Before the year is out, the expiring personal income tax cuts of 2001 and 2003 will likely be extended — except for those with high incomes.
President Obama set the terms in his presidential campaign: no tax increases except for couples filing returns with taxable incomes of more than $250,000, and singles above $200,000. For couples with incomes above about $375,000 a year, the top tax rate would go from 35 percent to 39.6 percent, as it was back in 2000.
Republicans want all the Bush tax cuts made permanent, even for the wealthiest Americans. But they will have to think twice before blocking legislation that excludes the wealthiest from the tax cut extension. For one thing, the Treasury stands to collect close to $1 trillion in tax revenues over the coming decade if upper-income Americans (with incomes above $200,000) are excluded from the tax cut — an important chunk of change in these times of towering deficits. Second, Republicans risk invoking the ire of most taxpayers if they block an extension of the tax cuts to protest higher taxes on upper income earners.
If the Democrats and Republicans were really concerned about the long-term fiscal problems the government faces and the need for long-overdue tax reform, none of the cuts would be made permanent, even for middle-income taxpayers. Whether Congress has the courage to admit it, any measure it passes to make the Bush tax cuts "permanent" by necessity will be only a temporary action. Putting the federal budget on a sustainable path in all likelihood will eventually mean raising taxes, even on the middle class. Obama is going to have to accept that when the time comes, and he will have a good excuse: The budget outlook after two brutal years of recession is far more dire than when he was campaigning.
House majority leader Steny H. Hoyer of Maryland pretty much said that last month in a remarkable speech about the need for a broad long-term budget agreement and what it might involve.
"As the House and Senate debate what to do with the expiring Bush tax cuts in the coming weeks, we need to have a serious discussion about their implications for our fiscal outlook, including whether we can afford to permanently extend them before we have a real plan for long-term deficit reduction," Hoyer said.
"Unfortunately, we can blame our long-term deficit on policies that are almost universally popular," he said. "We're lying to ourselves and our children if we say we can maintain our current levels of entitlement spending, defense spending and taxation without bankrupting our country."
Clearly, the majority leader was cautioning that even middle-income taxpayers might have to accept higher taxes as part of a comprehensive budget deal.
As for now, Hoyer cautioned, "the House will not extend the tax cuts benefitting taxpayers of incomes above $250,000 despite some suggestions in the Senate that they be extended along with all other Bush tax cuts."
Politically, neither Obama nor congressional Democrats are about to back off letting those tax cuts for the rich expire. And after dithering for a year, it's time for Senate Democrats to renew the estate tax with the 2009 terms — an effective exemption of $3.5 million per person and a tax rate of 45 percent.

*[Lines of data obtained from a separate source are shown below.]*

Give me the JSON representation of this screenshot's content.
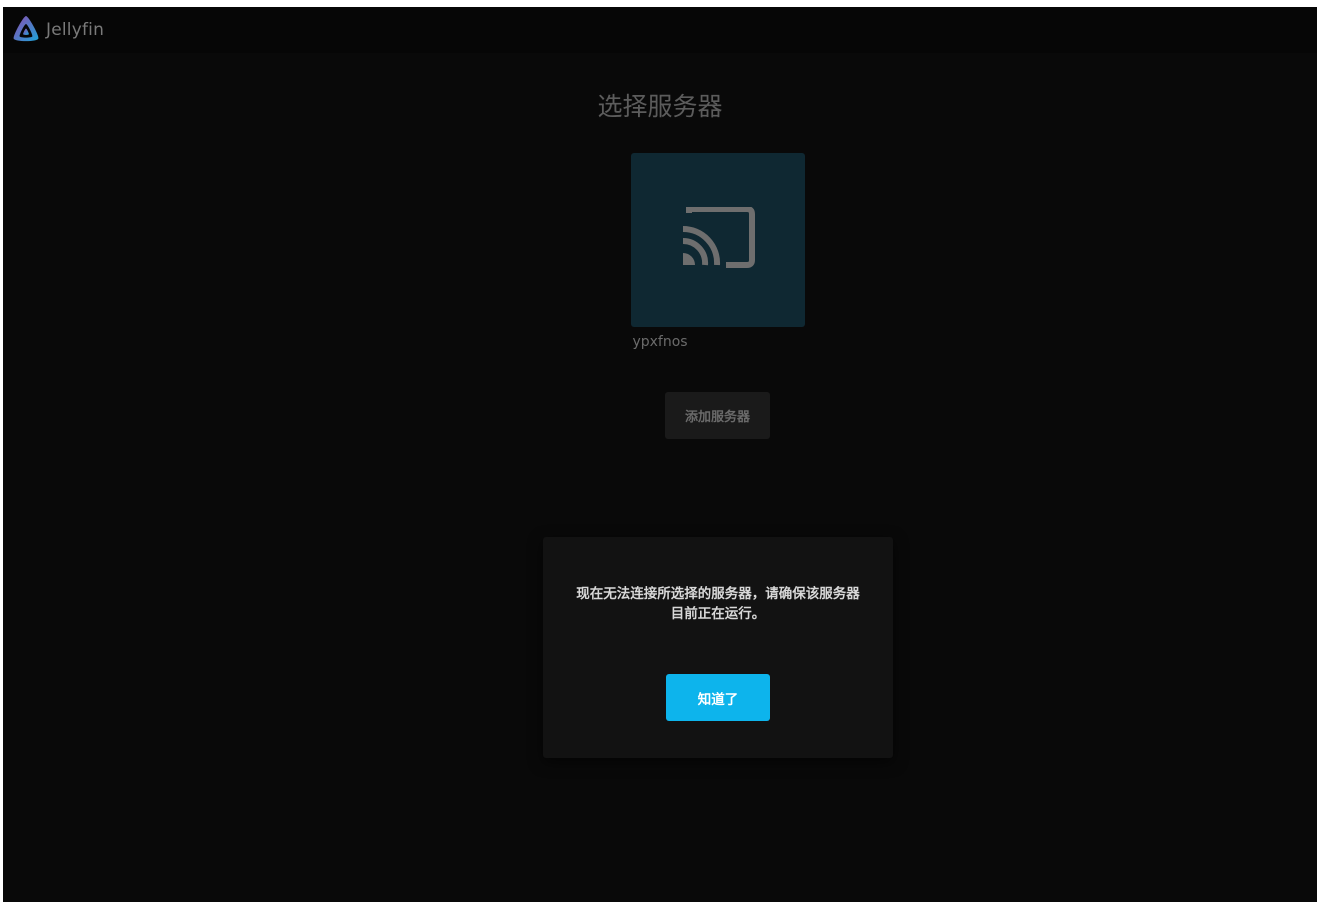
{
  "app": {
    "brand_name": "Jellyfin",
    "logo_icon": "jellyfin-logo-icon"
  },
  "page": {
    "title": "选择服务器"
  },
  "server": {
    "name": "ypxfnos",
    "icon": "cast-icon"
  },
  "actions": {
    "add_server_label": "添加服务器"
  },
  "dialog": {
    "message": "现在无法连接所选择的服务器，请确保该服务器目前正在运行。",
    "ok_label": "知道了"
  },
  "colors": {
    "accent": "#0db4ec",
    "background": "#090909",
    "card": "#0f2832",
    "dialog": "#121212"
  }
}
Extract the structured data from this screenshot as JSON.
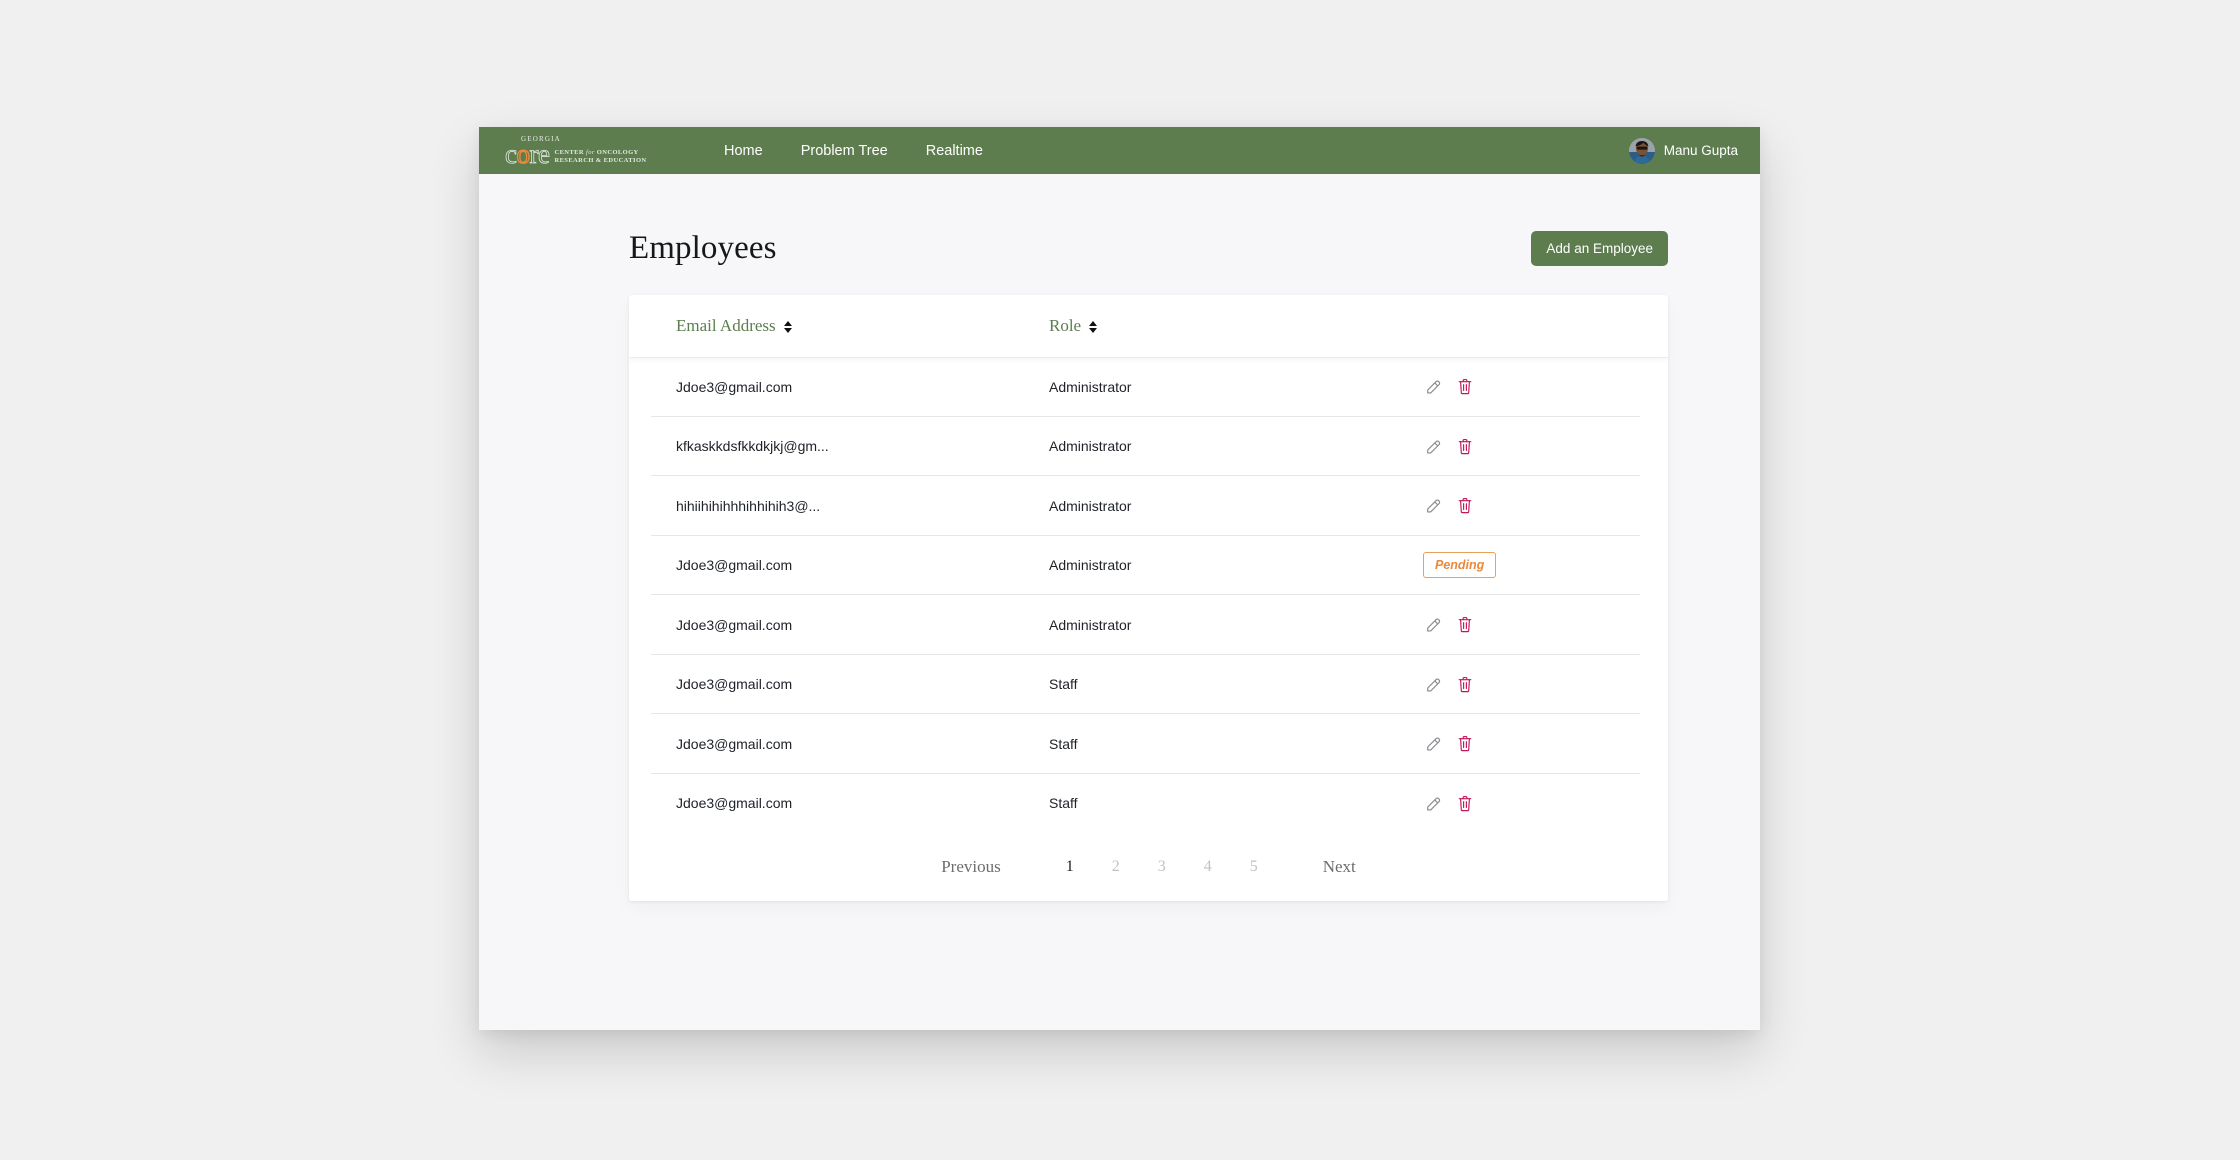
{
  "navbar": {
    "brand": {
      "top_text": "GEORGIA",
      "word_before": "c",
      "word_orange": "o",
      "word_after": "re",
      "tagline_line1_a": "CENTER ",
      "tagline_line1_i": "for",
      "tagline_line1_b": " ONCOLOGY",
      "tagline_line2": "RESEARCH & EDUCATION"
    },
    "links": [
      {
        "label": "Home"
      },
      {
        "label": "Problem Tree"
      },
      {
        "label": "Realtime"
      }
    ],
    "user": {
      "name": "Manu Gupta",
      "avatar_icon": "user-photo-avatar"
    },
    "background_color": "#5d7d4f"
  },
  "page": {
    "title": "Employees",
    "add_button_label": "Add an Employee",
    "accent_color": "#5d7d4f",
    "background_color": "#f7f7f9"
  },
  "table": {
    "columns": [
      {
        "label": "Email Address",
        "sortable": true
      },
      {
        "label": "Role",
        "sortable": true
      }
    ],
    "rows": [
      {
        "email": "Jdoe3@gmail.com",
        "role": "Administrator",
        "status": null,
        "actions": [
          "edit",
          "delete"
        ]
      },
      {
        "email": "kfkaskkdsfkkdkjkj@gm...",
        "role": "Administrator",
        "status": null,
        "actions": [
          "edit",
          "delete"
        ]
      },
      {
        "email": "hihiihihihhhihhihih3@...",
        "role": "Administrator",
        "status": null,
        "actions": [
          "edit",
          "delete"
        ]
      },
      {
        "email": "Jdoe3@gmail.com",
        "role": "Administrator",
        "status": "Pending",
        "actions": []
      },
      {
        "email": "Jdoe3@gmail.com",
        "role": "Administrator",
        "status": null,
        "actions": [
          "edit",
          "delete"
        ]
      },
      {
        "email": "Jdoe3@gmail.com",
        "role": "Staff",
        "status": null,
        "actions": [
          "edit",
          "delete"
        ]
      },
      {
        "email": "Jdoe3@gmail.com",
        "role": "Staff",
        "status": null,
        "actions": [
          "edit",
          "delete"
        ]
      },
      {
        "email": "Jdoe3@gmail.com",
        "role": "Staff",
        "status": null,
        "actions": [
          "edit",
          "delete"
        ]
      }
    ],
    "status_colors": {
      "pending_text": "#e8893c",
      "pending_border": "#e8a05c"
    },
    "icon_colors": {
      "edit": "#8a8a90",
      "delete": "#c2185b"
    }
  },
  "pagination": {
    "previous_label": "Previous",
    "next_label": "Next",
    "pages": [
      "1",
      "2",
      "3",
      "4",
      "5"
    ],
    "active_page": "1"
  }
}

With the budget squeeze, there's no reason to forego that estate tax revenue, in the range of $30 billion to $50 billion a year, according to CBO estimates.

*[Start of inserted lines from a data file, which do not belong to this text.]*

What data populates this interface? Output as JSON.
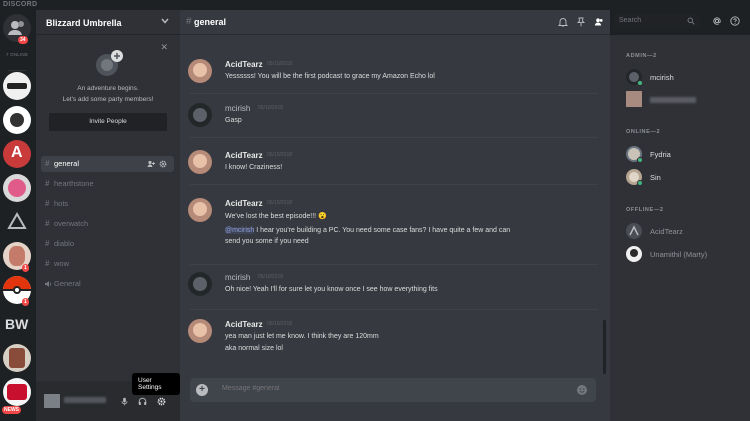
{
  "titlebar": {
    "brand": "DISCORD",
    "window_controls": [
      "—",
      "▢",
      "✕"
    ]
  },
  "guilds": {
    "online_label": "7 ONLINE",
    "home_badge": "34",
    "badges": [
      "1",
      "1"
    ],
    "news_label": "NEWS"
  },
  "server": {
    "name": "Blizzard Umbrella"
  },
  "invite": {
    "line1": "An adventure begins.",
    "line2": "Let's add some party members!",
    "button": "Invite People"
  },
  "channels": [
    {
      "name": "general",
      "active": true
    },
    {
      "name": "hearthstone",
      "active": false
    },
    {
      "name": "hots",
      "active": false
    },
    {
      "name": "overwatch",
      "active": false
    },
    {
      "name": "diablo",
      "active": false
    },
    {
      "name": "wow",
      "active": false
    }
  ],
  "voice_channel": {
    "name": "General"
  },
  "tooltip": "User Settings",
  "chat": {
    "channel": "general",
    "input_placeholder": "Message #general",
    "messages": [
      {
        "author": "AcidTearz",
        "color": "#e8e8e8",
        "time": "05/10/2018",
        "lines": [
          "Yessssss! You will be the first podcast to grace my Amazon Echo lol"
        ]
      },
      {
        "author": "mcirish",
        "color": "#b9bbbe",
        "time": "05/10/2018",
        "lines": [
          "Gasp"
        ]
      },
      {
        "author": "AcidTearz",
        "color": "#e8e8e8",
        "time": "05/10/2018",
        "lines": [
          "I know! Craziness!"
        ]
      },
      {
        "author": "AcidTearz",
        "color": "#e8e8e8",
        "time": "05/10/2018",
        "lines": [
          "We've lost the best episode!!! 😮"
        ],
        "mention_line": {
          "mention": "@mcirish",
          "text": " I hear you're building a PC. You need some case fans? I have quite a few and can"
        },
        "extra_line": "send you some if you need"
      },
      {
        "author": "mcirish",
        "color": "#b9bbbe",
        "time": "05/10/2018",
        "lines": [
          "Oh nice!  Yeah I'll for sure let you know once I see how everything fits"
        ]
      },
      {
        "author": "AcidTearz",
        "color": "#e8e8e8",
        "time": "05/10/2018",
        "lines": [
          "yea man just let me know. I think they are 120mm",
          "aka normal size lol"
        ]
      }
    ]
  },
  "search": {
    "placeholder": "Search"
  },
  "members": {
    "groups": [
      {
        "label": "ADMIN—2",
        "members": [
          {
            "name": "mcirish",
            "status": "#43b581",
            "color": "#dcddde"
          },
          {
            "name": "",
            "status": "",
            "color": "#dcddde"
          }
        ]
      },
      {
        "label": "ONLINE—2",
        "members": [
          {
            "name": "Fydria",
            "status": "#43b581",
            "color": "#dcddde"
          },
          {
            "name": "Sin",
            "status": "#43b581",
            "color": "#dcddde"
          }
        ]
      },
      {
        "label": "OFFLINE—2",
        "members": [
          {
            "name": "AcidTearz",
            "status": "",
            "color": "#8e9297"
          },
          {
            "name": "Unamithil (Marty)",
            "status": "",
            "color": "#8e9297"
          }
        ]
      }
    ]
  },
  "colors": {
    "accent": "#7289da",
    "online": "#43b581",
    "alert": "#f04747"
  }
}
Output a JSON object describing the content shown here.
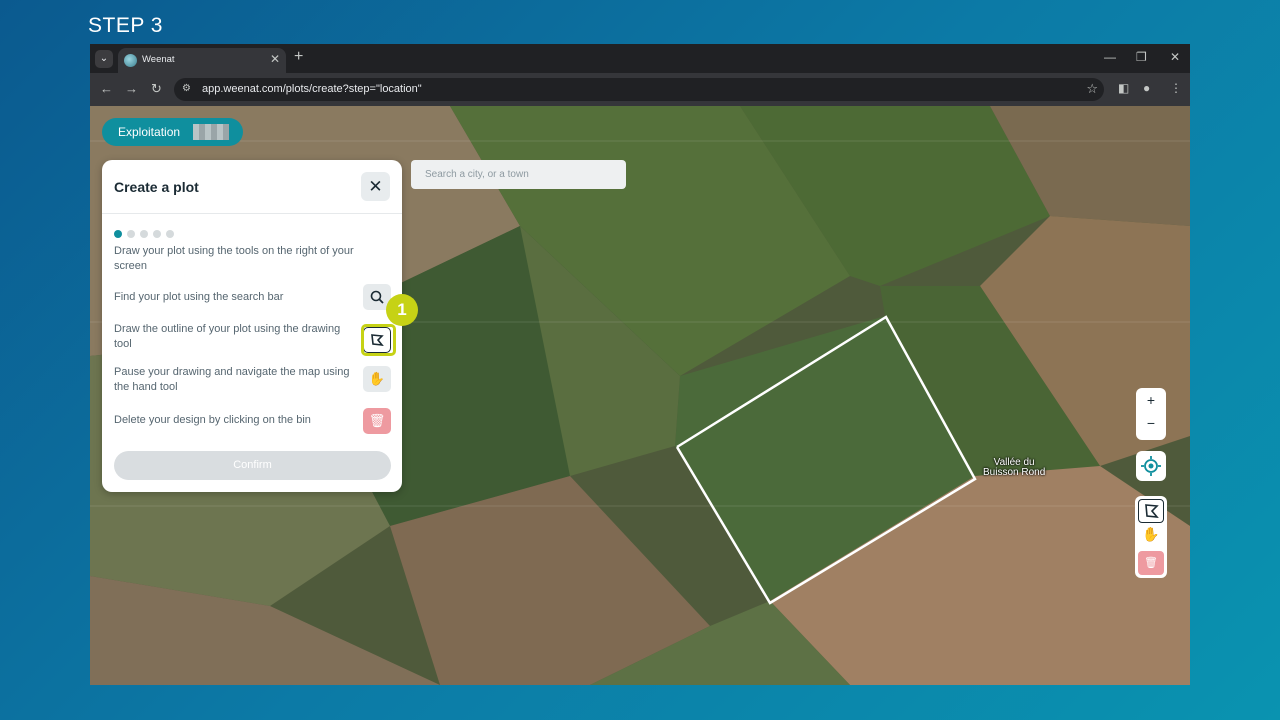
{
  "step_label": "STEP 3",
  "browser": {
    "tab_title": "Weenat",
    "url": "app.weenat.com/plots/create?step=\"location\""
  },
  "app": {
    "exploitation_label": "Exploitation",
    "panel": {
      "title": "Create a plot",
      "intro": "Draw your plot using the tools on the right of your screen",
      "steps": [
        {
          "text": "Find your plot using the search bar",
          "icon": "search-location-icon"
        },
        {
          "text": "Draw the outline of your plot using the drawing tool",
          "icon": "draw-polygon-icon"
        },
        {
          "text": "Pause your drawing and navigate the map using the hand tool",
          "icon": "hand-icon"
        },
        {
          "text": "Delete your design by clicking on the bin",
          "icon": "trash-icon"
        }
      ],
      "confirm_label": "Confirm",
      "progress_step": 1,
      "progress_total": 5
    },
    "search": {
      "placeholder": "Search a city, or a town"
    },
    "map": {
      "place_label_line1": "Vallée du",
      "place_label_line2": "Buisson Rond"
    },
    "callout_number": "1",
    "colors": {
      "accent": "#0f8f9e",
      "highlight": "#c6d215",
      "delete": "#ee9aa0"
    }
  }
}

Many economists are urging lawmakers to make it clear that the tax cut extension will only be temporary, for the good of fiscal policy. "I think that we need the support for the economy in the short term that would come from keeping all of the current tax rates," Harvard University economist Martin S. Feldstein said in an interview. "But the extension should be limited to two years because of fiscal concerns. I think that would also boost demand by improving confidence."
Economist William G. Gale, a tax expert at the Brookings Institution, would also extend all the cuts but only for one year. “How can anyone propose making them permanent with a straight face, given all the talk about fiscal problems?" Gale asked in an interview. "With the president's fiscal commission reporting on Dec. 1, I would not want a big tax change on Jan. 1, and I would not want a tax increase with a relatively weak economy."
Mark Thoma of the University of Oregon, whose liberal "Economist's View" blog is widely read, sees the expiring tax cuts as an opportunity to give the economy a boost. He would let them expire for upper-income taxpayers and use the revenue not to trim deficits, but to cut taxes even further temporarily for other taxpayers.
"I don't think raising taxes while the economy is still recovering is a good idea," Thoma said. "But that doesn't mean we can't use the expiration of the taxes as an opportunity to shift the burden more toward higher income households," and help "low- and middle-income households struggling with the weak economy and job market."